Une coproduction germano-australienne sur la Piazza Grande, voilà sûrement une première! En direct du Festival de Sydney, Lore, deuxième opus de l’Australienne Cate Shortland (après Somersault, 2004) en aura surpris plus d’un. Mais quelle mouche a donc piqué cette cinéaste pour aller tourner en Allemagne un film sur la fin de la Seconde Guerre mondiale, qui plus est se situant du côté allemand?
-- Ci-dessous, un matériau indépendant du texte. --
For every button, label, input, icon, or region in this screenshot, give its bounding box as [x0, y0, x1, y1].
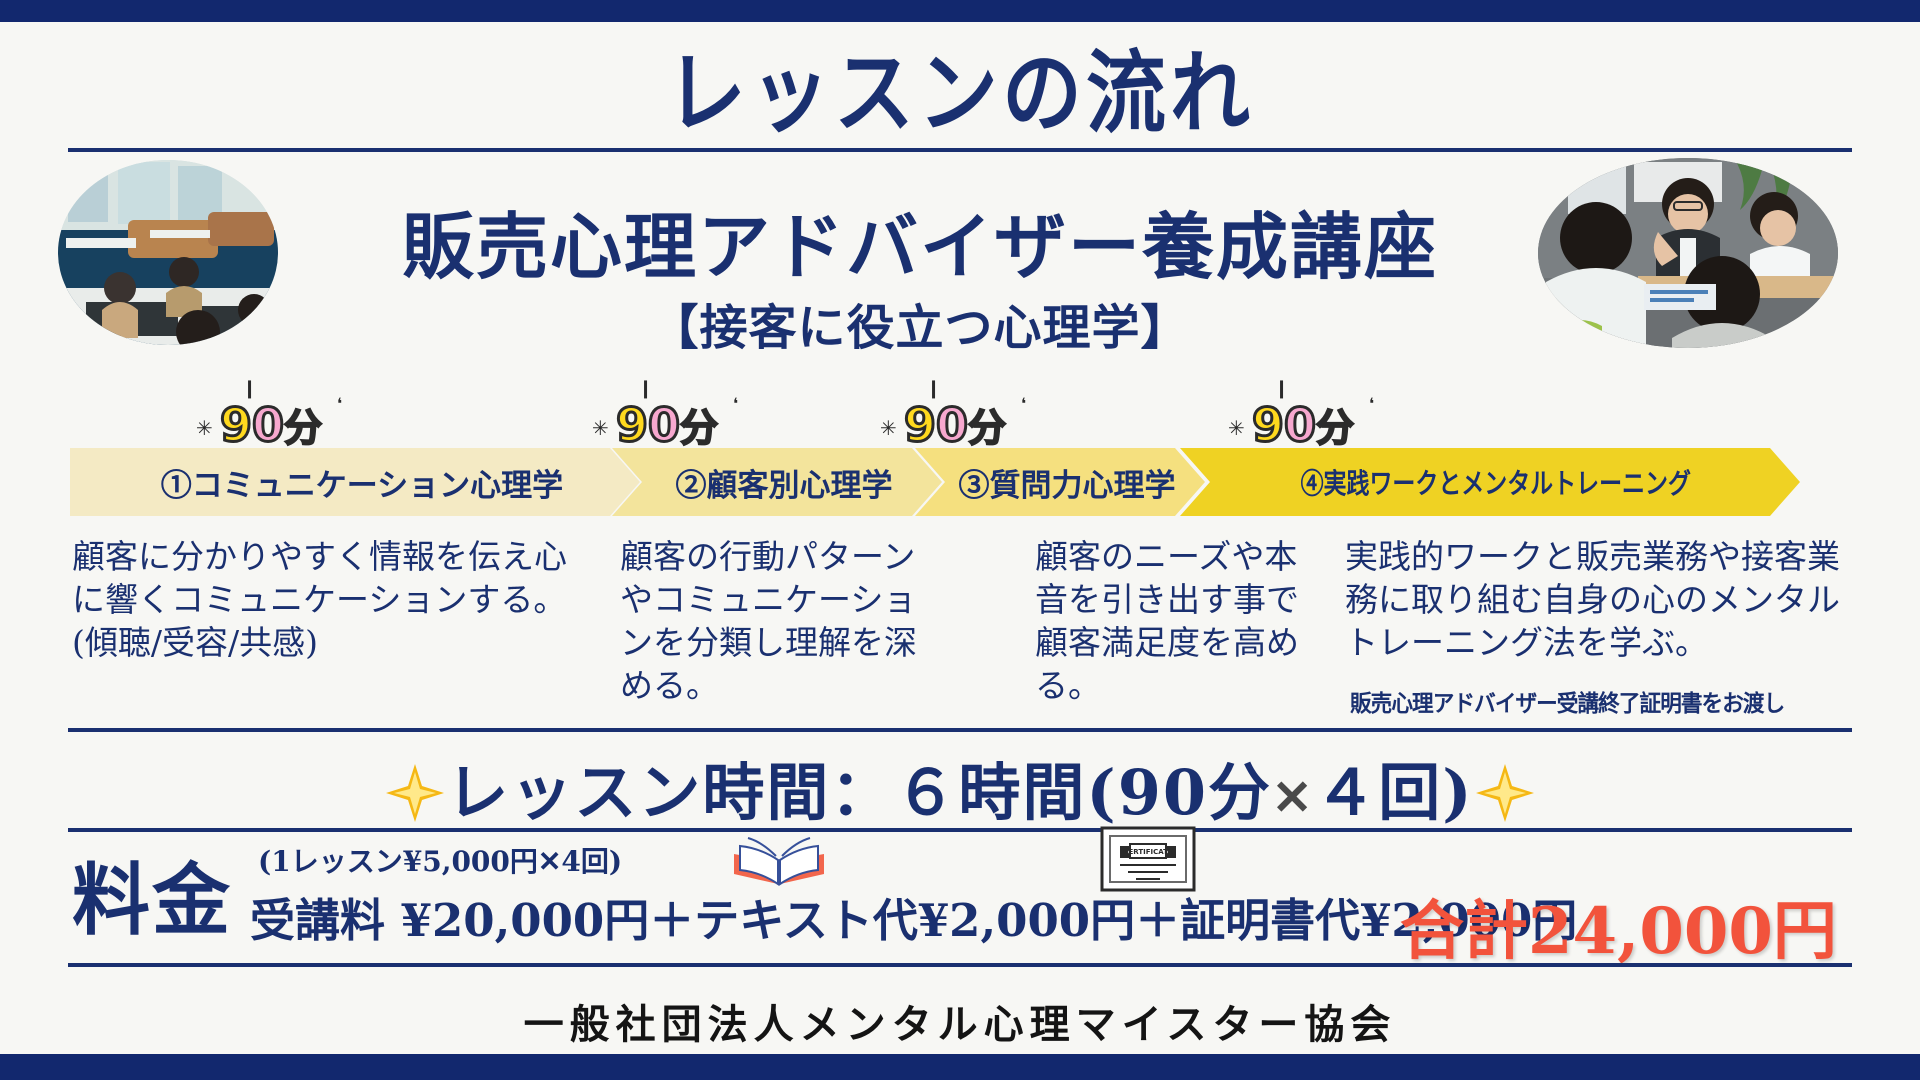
step-label-1: ①コミュニケーション心理学	[147, 460, 563, 505]
divider-above-footer	[68, 963, 1852, 967]
divider-above-price	[68, 828, 1852, 832]
step-chevron-4[interactable]: ④実践ワークとメンタルトレーニング	[1180, 448, 1800, 516]
step-label-2: ②顧客別心理学	[662, 460, 893, 505]
course-title: 販売心理アドバイザー養成講座	[310, 188, 1530, 293]
step-chevron-3[interactable]: ③質問力心理学	[915, 448, 1205, 516]
sparkle-icon: ❛	[733, 396, 738, 412]
price-heading: 料金	[72, 838, 232, 950]
step-description-4: 実践的ワークと販売業務や接客業務に取り組む自身の心のメンタルトレーニング法を学ぶ…	[1345, 536, 1845, 665]
duration-badge-step-2: ✳❙❛◦90分	[592, 388, 742, 448]
duration-digit-9: 9	[616, 398, 648, 452]
duration-digit-9: 9	[1252, 398, 1284, 452]
sparkle-icon: ❙	[926, 380, 941, 398]
step-label-3: ③質問力心理学	[945, 460, 1176, 505]
lesson-time-text-after: ４回)	[1314, 756, 1473, 829]
duration-unit: 分	[680, 406, 718, 450]
course-subtitle: 【接客に役立つ心理学】	[310, 288, 1530, 358]
step-chevron-1[interactable]: ①コミュニケーション心理学	[70, 448, 640, 516]
duration-digit-9: 9	[220, 398, 252, 452]
certificate-label: CERTIFICATE	[1123, 848, 1173, 856]
duration-badge-step-1: ✳❙❛◦90分	[196, 388, 346, 448]
photo-seminar-consultation	[1538, 158, 1838, 348]
sparkle-icon: ✳	[1228, 418, 1245, 438]
price-per-lesson-note: (1レッスン¥5,000円✕4回)	[258, 840, 622, 880]
price-total: 合計24,000円	[1400, 880, 1837, 972]
bottom-accent-bar	[0, 1054, 1920, 1080]
sparkle-icon: ❙	[242, 380, 257, 398]
sparkle-icon: ❙	[1274, 380, 1289, 398]
duration-badge-text: ✳❙❛◦90分	[616, 402, 718, 448]
star-icon	[384, 762, 446, 824]
certificate-note: 販売心理アドバイザー受講終了証明書をお渡し	[1350, 684, 1820, 718]
sparkle-icon: ✳	[880, 418, 897, 438]
step-label-4: ④実践ワークとメンタルトレーニング	[1289, 462, 1691, 502]
top-accent-bar	[0, 0, 1920, 22]
open-book-icon	[726, 832, 832, 894]
step-description-2: 顧客の行動パターンやコミュニケーションを分類し理解を深める。	[620, 536, 920, 708]
step-description-1: 顧客に分かりやすく情報を伝え心に響くコミュニケーションする。(傾聴/受容/共感)	[72, 536, 577, 665]
step-flow: ①コミュニケーション心理学 ②顧客別心理学 ③質問力心理学 ④実践ワークとメンタ…	[70, 448, 1860, 516]
price-breakdown: 受講料 ¥20,000円＋テキスト代¥2,000円＋証明書代¥2,000円	[250, 884, 1577, 949]
duration-badge-step-4: ✳❙❛◦90分	[1228, 388, 1378, 448]
photo-left-illustration	[58, 160, 278, 345]
certificate-icon: CERTIFICATE	[1098, 824, 1198, 894]
step-chevron-2[interactable]: ②顧客別心理学	[612, 448, 942, 516]
photo-coworking-office	[58, 160, 278, 345]
duration-digit-0: 0	[1284, 398, 1316, 452]
lesson-time-text-before: レッスン時間：６時間(90分	[446, 756, 1272, 829]
duration-unit: 分	[1316, 406, 1354, 450]
duration-digit-0: 0	[252, 398, 284, 452]
duration-digit-0: 0	[648, 398, 680, 452]
step-description-3: 顧客のニーズや本音を引き出す事で顧客満足度を高める。	[1035, 536, 1300, 708]
photo-right-illustration	[1538, 158, 1838, 348]
duration-digit-0: 0	[936, 398, 968, 452]
sparkle-icon: ❙	[638, 380, 653, 398]
sparkle-icon: ✳	[592, 418, 609, 438]
divider-above-lesson-time	[68, 728, 1852, 732]
divider-top	[68, 148, 1852, 152]
lesson-time-row: レッスン時間：６時間(90分✕４回)	[0, 742, 1920, 832]
page-title: レッスンの流れ	[0, 21, 1920, 151]
duration-digit-9: 9	[904, 398, 936, 452]
sparkle-icon: ❛	[1369, 396, 1374, 412]
sparkle-icon: ✳	[196, 418, 213, 438]
duration-unit: 分	[968, 406, 1006, 450]
footer-organization: 一般社団法人メンタル心理マイスター協会	[0, 992, 1920, 1050]
duration-badge-text: ✳❙❛◦90分	[1252, 402, 1354, 448]
sparkle-icon: ❛	[337, 396, 342, 412]
duration-unit: 分	[284, 406, 322, 450]
star-icon	[1474, 762, 1536, 824]
sparkle-icon: ❛	[1021, 396, 1026, 412]
duration-badge-text: ✳❙❛◦90分	[220, 402, 322, 448]
duration-badge-text: ✳❙❛◦90分	[904, 402, 1006, 448]
duration-badge-step-3: ✳❙❛◦90分	[880, 388, 1030, 448]
multiply-icon: ✕	[1272, 770, 1314, 826]
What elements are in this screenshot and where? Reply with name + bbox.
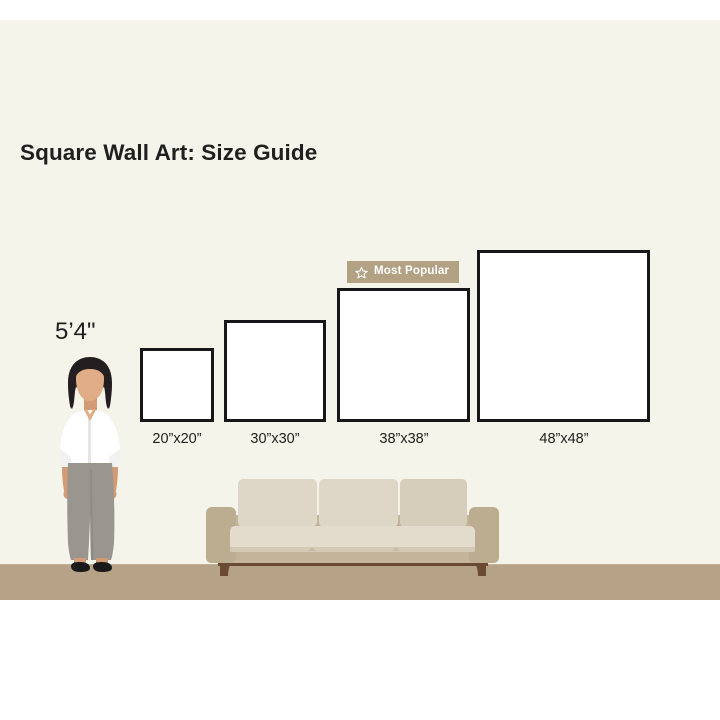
- art-frame-38[interactable]: [337, 288, 470, 422]
- scale-reference-person: [38, 357, 143, 579]
- size-guide-infographic: Square Wall Art: Size Guide 5’4": [0, 0, 720, 720]
- sofa-illustration: [200, 475, 505, 580]
- size-label-38: 38”x38”: [379, 431, 428, 447]
- size-label-48: 48”x48”: [539, 431, 588, 447]
- art-frame-30[interactable]: [224, 320, 326, 422]
- most-popular-badge[interactable]: Most Popular: [347, 261, 459, 283]
- size-label-20: 20”x20”: [152, 431, 201, 447]
- star-outline-icon: [355, 266, 368, 279]
- art-frame-20[interactable]: [140, 348, 214, 422]
- size-label-30: 30”x30”: [250, 431, 299, 447]
- art-frame-48[interactable]: [477, 250, 650, 422]
- page-title: Square Wall Art: Size Guide: [20, 140, 317, 166]
- person-height-label: 5’4": [55, 318, 96, 346]
- most-popular-badge-label: Most Popular: [374, 266, 449, 278]
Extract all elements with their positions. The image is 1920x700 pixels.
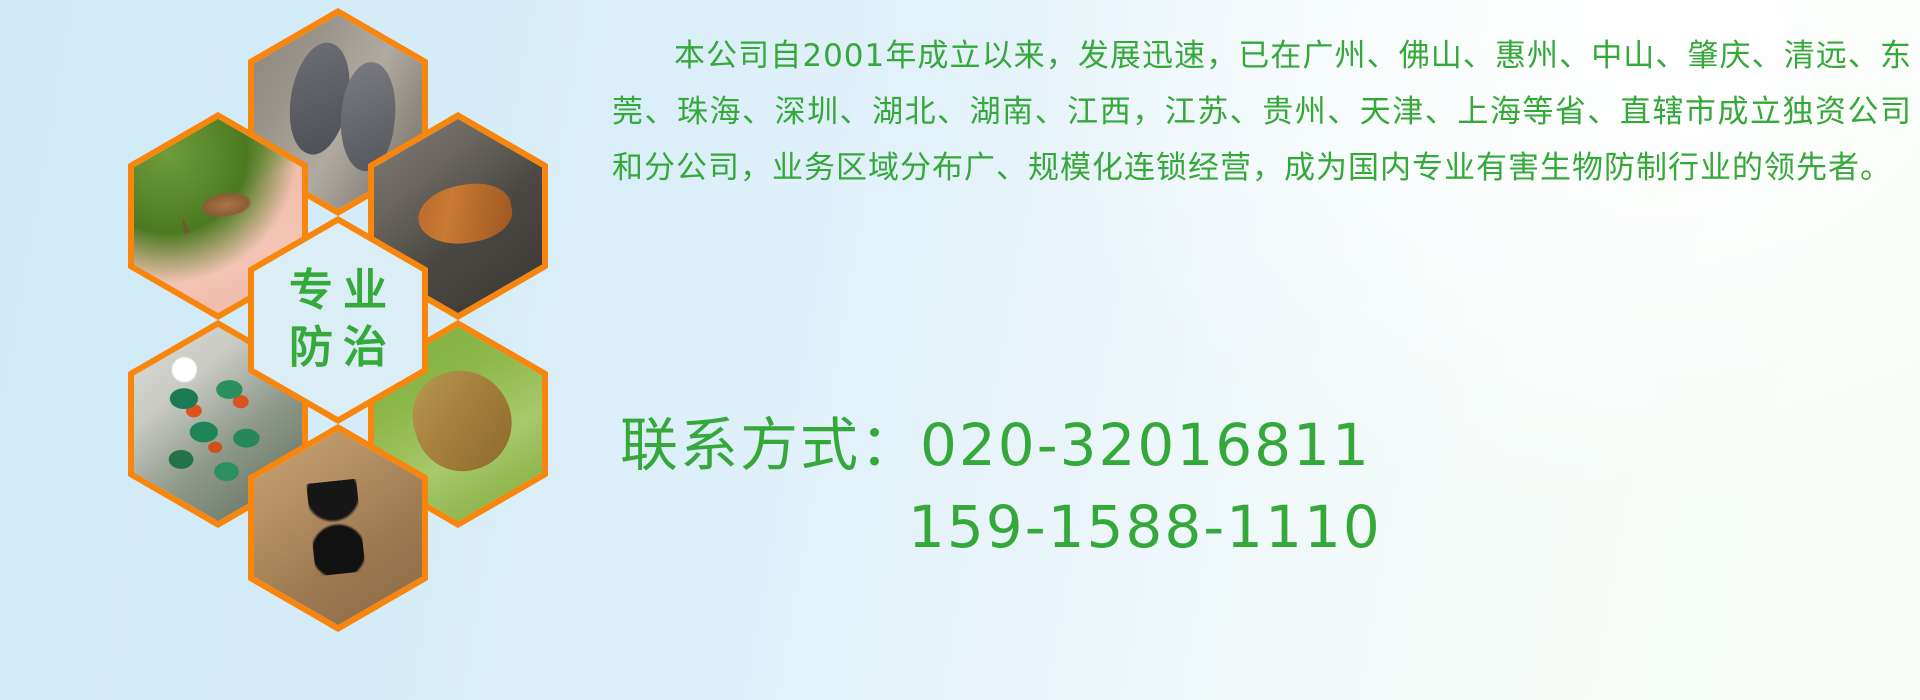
contact-line-primary[interactable]: 联系方式：020-32016811: [620, 404, 1910, 486]
contact-block: 联系方式：020-32016811 159-1588-1110: [620, 404, 1910, 568]
ant-photo: [254, 431, 422, 625]
hex-inner: 专业 防治: [254, 223, 422, 417]
promo-banner: 专业 防治 本公司自2001年成立以来，发展迅速，已在广州、佛山、惠州、中山、肇…: [0, 0, 1920, 700]
contact-line-secondary[interactable]: 159-1588-1110: [620, 486, 1910, 568]
hex-inner: [254, 431, 422, 625]
slogan-line-2: 防治: [279, 323, 397, 374]
honeycomb-photo-collage: 专业 防治: [88, 0, 588, 580]
slogan-text: 专业 防治: [254, 223, 422, 417]
slogan-line-1: 专业: [279, 266, 397, 317]
company-intro-block: 本公司自2001年成立以来，发展迅速，已在广州、佛山、惠州、中山、肇庆、清远、东…: [612, 28, 1912, 196]
intro-paragraph: 本公司自2001年成立以来，发展迅速，已在广州、佛山、惠州、中山、肇庆、清远、东…: [612, 28, 1912, 196]
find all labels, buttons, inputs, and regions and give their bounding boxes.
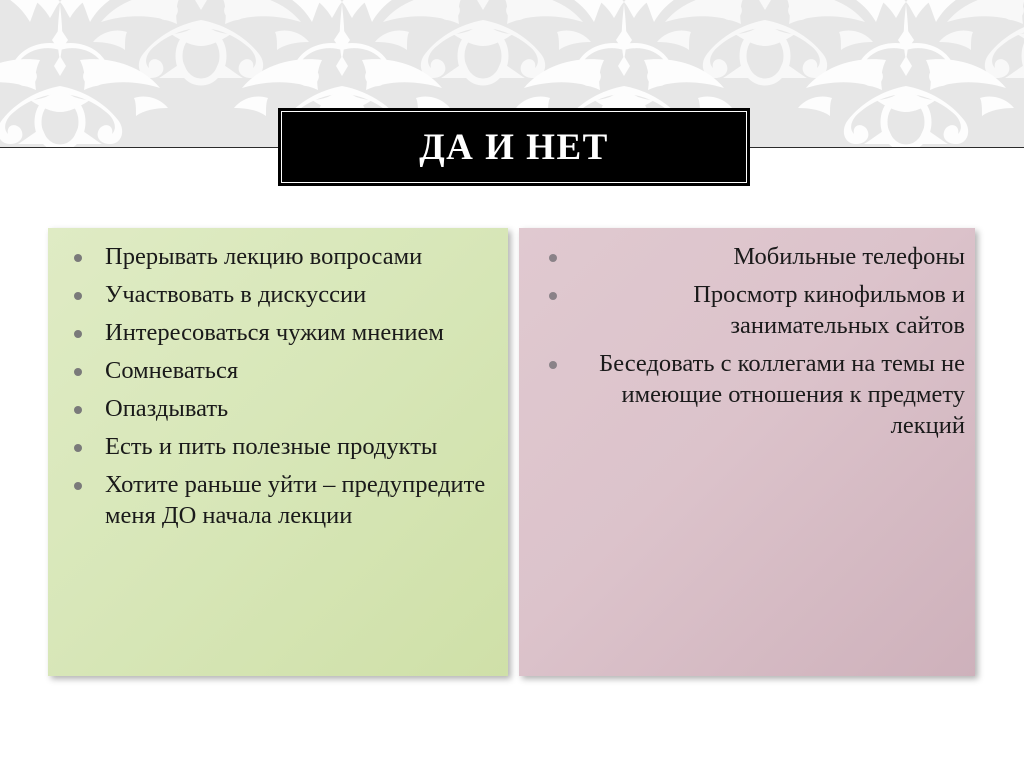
list-item: Есть и пить полезные продукты: [56, 432, 492, 463]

On s’en serait douté, elle s’est inspirée d’un livre: The Dark Room de Rachel Seiffert (2001), romancière britannique d’origine… germano-australienne. Ce qui n’enlève rien à l’originalité du point de vue, celui d’une fille d’officier SS qui, en 1945, après la mort de Hitler et la reddition de ses parents, se lance à pied avec ses quatre frères et sœurs cadets pour rejoindre leur grand-mère à l’autre bout du pays. Durant cette odyssée qui les mène de la Forêt-Noire à une île du Schleswig-Holstein, ils devront faire face à bien des dangers et des horreurs. Et Lore sera amenée à remettre en question tout ce qu’elle a appris.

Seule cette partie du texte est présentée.